Avanti Gold Announces Upsize of LIFE Private Placement to C$25 Million
Vancouver, British Columbia--(Newsfile Corp. - October 1, 2025) - Avanti Gold Corp. (CSE: AGC) (FSE: X370) ("Avanti" or the "Company") is pleased to announce that the Company has increased the size of its previously announced private placement as announced on September 30 2025, from C$15,000,000 to C$25,000,000 and that the oversubscribed book is now closed.
The offering is being led by SCP Resource Finance LP ("SCP" or "Lead Agent") and a syndicate of joint book-runners including Haywood Securities Inc., Canaccord Genuity Corp., and Raymond James Ltd. (hereinafter referred to collectively as the "Agents" or the "Syndicate"), to act, on behalf of Avanti, in connection with a "commercially reasonable efforts" private placement offering for gross proceeds of up to C$25,000,000 (the "Offering").
The Offering will consist of up to 50,000,000 units of the Company (each, a "Unit") at a price of C$0.50 per Unit (the "Issue Price"), subject to all necessary regulatory approvals. The Units shall also be referred to as the "Offered Securities".
Each Unit will consist of one common share of the Company (a "Share") and one half of one common share purchase warrant (each whole common share purchase warrant, a "Warrant"). Each Warrant will entitle the holder thereof to purchase one Share at an exercise price of C$0.65 for a period of 36-months from the date of issuance thereof. The Warrants issued pursuant to the Offering will be subject to a restriction on exercise expiring 61 days from the date of issuance.
Martin Pawlitschek, incoming Chief Executive Officer of the Company states, "The successful book close of this equity financing, particularly on a significantly oversubscribed basis, demonstrates the strong confidence in our vision and in the quality of our assets. With this strengthened financial position, we will be well equipped to advance our exploration activities and development programs across our flagship Misisi Project. I look forward to working alongside our strong team to unlock the full potential of our Misisi Project and deliver strong benefits to our shareholders, host communities, and other stakeholders."
The Company may pay finders' fees in connection with the Placement, as permitted by applicable securities laws and the rules of the Canadian Securities Exchange ("CSE"). The Placement is subject to the Company's filing requirements with the CSE and the Company anticipates closing of the Placement as soon as practicable subject to receipt of all necessary regulatory approvals.
The net proceeds from the Placement will be allocated to further exploration efforts, including ground geophysics and the expansion of drilling programs at the Misisi Project as well as for general working capital for the Company that hosts the Akyanga gold deposit that resides within the Misisi Project with a 43-101 compliant Inferred Mineral Resource of 41Mt at an average grade of 2.37 g/t containing 3.1 Moz of gold.

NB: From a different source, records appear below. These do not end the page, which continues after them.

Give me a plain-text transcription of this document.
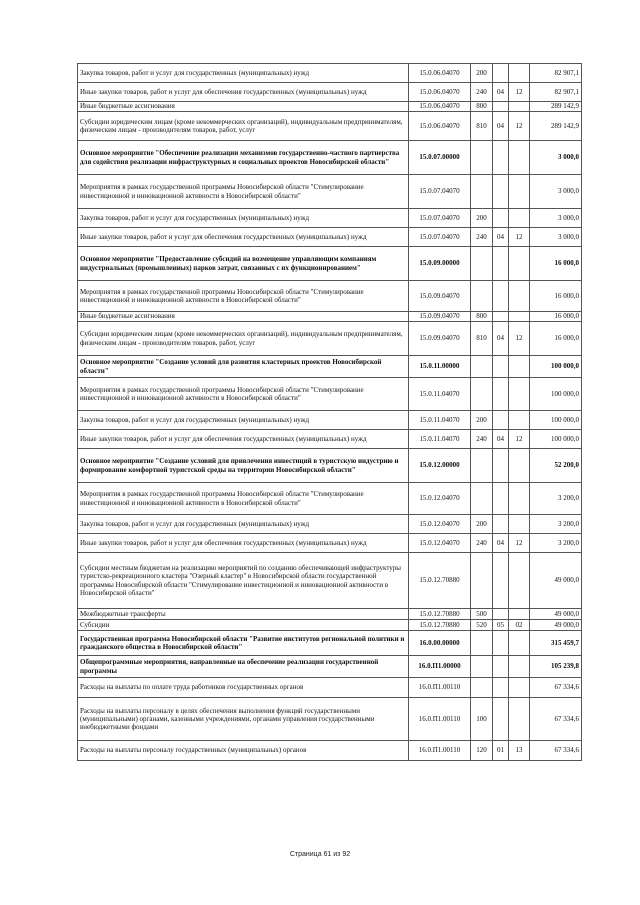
Закупка товаров, работ и услуг для государственных (муниципальных) нужд	15.0.06.04070	200			82 907,1
Иные закупки товаров, работ и услуг для обеспечения государственных (муниципальных) нужд	15.0.06.04070	240	04	12	82 907,1
Иные бюджетные ассигнования	15.0.06.04070	800			289 142,9
Субсидии юридическим лицам (кроме некоммерческих организаций), индивидуальным предпринимателям, физическим лицам - производителям товаров, работ, услуг	15.0.06.04070	810	04	12	289 142,9
Основное мероприятие "Обеспечение реализации механизмов государственно-частного партнерства для содействия реализации инфраструктурных и социальных проектов Новосибирской области"	15.0.07.00000				3 000,0
Мероприятия в рамках государственной программы Новосибирской области "Стимулирование инвестиционной и инновационной активности в Новосибирской области"	15.0.07.04070				3 000,0
Закупка товаров, работ и услуг для государственных (муниципальных) нужд	15.0.07.04070	200			3 000,0
Иные закупки товаров, работ и услуг для обеспечения государственных (муниципальных) нужд	15.0.07.04070	240	04	12	3 000,0
Основное мероприятие "Предоставление субсидий на возмещение управляющим компаниям индустриальных (промышленных) парков затрат, связанных с их функционированием"	15.0.09.00000				16 000,0
Мероприятия в рамках государственной программы Новосибирской области "Стимулирование инвестиционной и инновационной активности в Новосибирской области"	15.0.09.04070				16 000,0
Иные бюджетные ассигнования	15.0.09.04070	800			16 000,0
Субсидии юридическим лицам (кроме некоммерческих организаций), индивидуальным предпринимателям, физическим лицам - производителям товаров, работ, услуг	15.0.09.04070	810	04	12	16 000,0
Основное мероприятие "Создание условий для развития кластерных проектов Новосибирской области"	15.0.11.00000				100 000,0
Мероприятия в рамках государственной программы Новосибирской области "Стимулирование инвестиционной и инновационной активности в Новосибирской области"	15.0.11.04070				100 000,0
Закупка товаров, работ и услуг для государственных (муниципальных) нужд	15.0.11.04070	200			100 000,0
Иные закупки товаров, работ и услуг для обеспечения государственных (муниципальных) нужд	15.0.11.04070	240	04	12	100 000,0
Основное мероприятие "Создание условий для привлечения инвестиций в туристскую индустрию и формирование комфортной туристской среды на территории Новосибирской области"	15.0.12.00000				52 200,0
Мероприятия в рамках государственной программы Новосибирской области "Стимулирование инвестиционной и инновационной активности в Новосибирской области"	15.0.12.04070				3 200,0
Закупка товаров, работ и услуг для государственных (муниципальных) нужд	15.0.12.04070	200			3 200,0
Иные закупки товаров, работ и услуг для обеспечения государственных (муниципальных) нужд	15.0.12.04070	240	04	12	3 200,0
Субсидии местным бюджетам на реализацию мероприятий по созданию обеспечивающей инфраструктуры туристско-рекреационного кластера "Озерный кластер" в Новосибирской области государственной программы Новосибирской области "Стимулирование инвестиционной и инновационной активности в Новосибирской области"	15.0.12.70880				49 000,0
Межбюджетные трансферты	15.0.12.70880	500			49 000,0
Субсидии	15.0.12.70880	520	05	02	49 000,0
Государственная программа Новосибирской области "Развитие институтов региональной политики и гражданского общества в Новосибирской области"	16.0.00.00000				315 459,7
Общепрограммные мероприятия, направленные на обеспечение реализации государственной программы	16.0.П1.00000				105 239,8
Расходы на выплаты по оплате труда работников государственных органов	16.0.П1.00110				67 334,6
Расходы на выплаты персоналу в целях обеспечения выполнения функций государственными (муниципальными) органами, казенными учреждениями, органами управления государственными внебюджетными фондами	16.0.П1.00110	100			67 334,6
Расходы на выплаты персоналу государственных (муниципальных) органов	16.0.П1.00110	120	01	13	67 334,6
Страница 61 из 92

Sir Sam Jonah, Chairman of Avanti, along with other Board members and management (the "Insiders"), strategics, institutional investors, and high net worth individuals are participating in the Offering. Insiders are considered "related parties" of the Company for the purposes of applicable securities laws and stock exchange rules. The subscription and issuance of Units by the Insiders constitute related party transactions but are exempt from the formal valuation and minority approval requirements of Regulation 61-101 - Protection of Minority Security Holders in Special Transactions ("MI 61-101") as neither the fair market value of the Shares and Warrants issued to each of the Insiders, nor the consideration paid by such Insiders, exceeds 25% of the Company's market capitalization.
Subject to compliance with applicable regulatory requirements and in accordance with National Instrument 45-106 - Prospectus Exemptions ("NI 45-106"), the Offered Securities will be offered for sale to purchasers resident in all of the provinces of Canada with the exception of Québec pursuant to the listed issuer financing exemption under Part 5A of NI 45-106, as amended by Coordinated Blanket Order 45-935 - Exemptions from Certain Conditions of the Listed Issuer Financing Exemption (the "Listed Issuer Financing Exemption"). The securities issuable from the sale of the Offered Securities are expected to be immediately freely tradeable in accordance with applicable Canadian securities legislation if sold to purchasers resident in Canada. The Units may also be sold in offshore jurisdictions and in the United States on a private placement basis pursuant to one or more exemptions from the registration requirements of the United States Securities Act of 1933, as amended (the "U.S. Securities Act").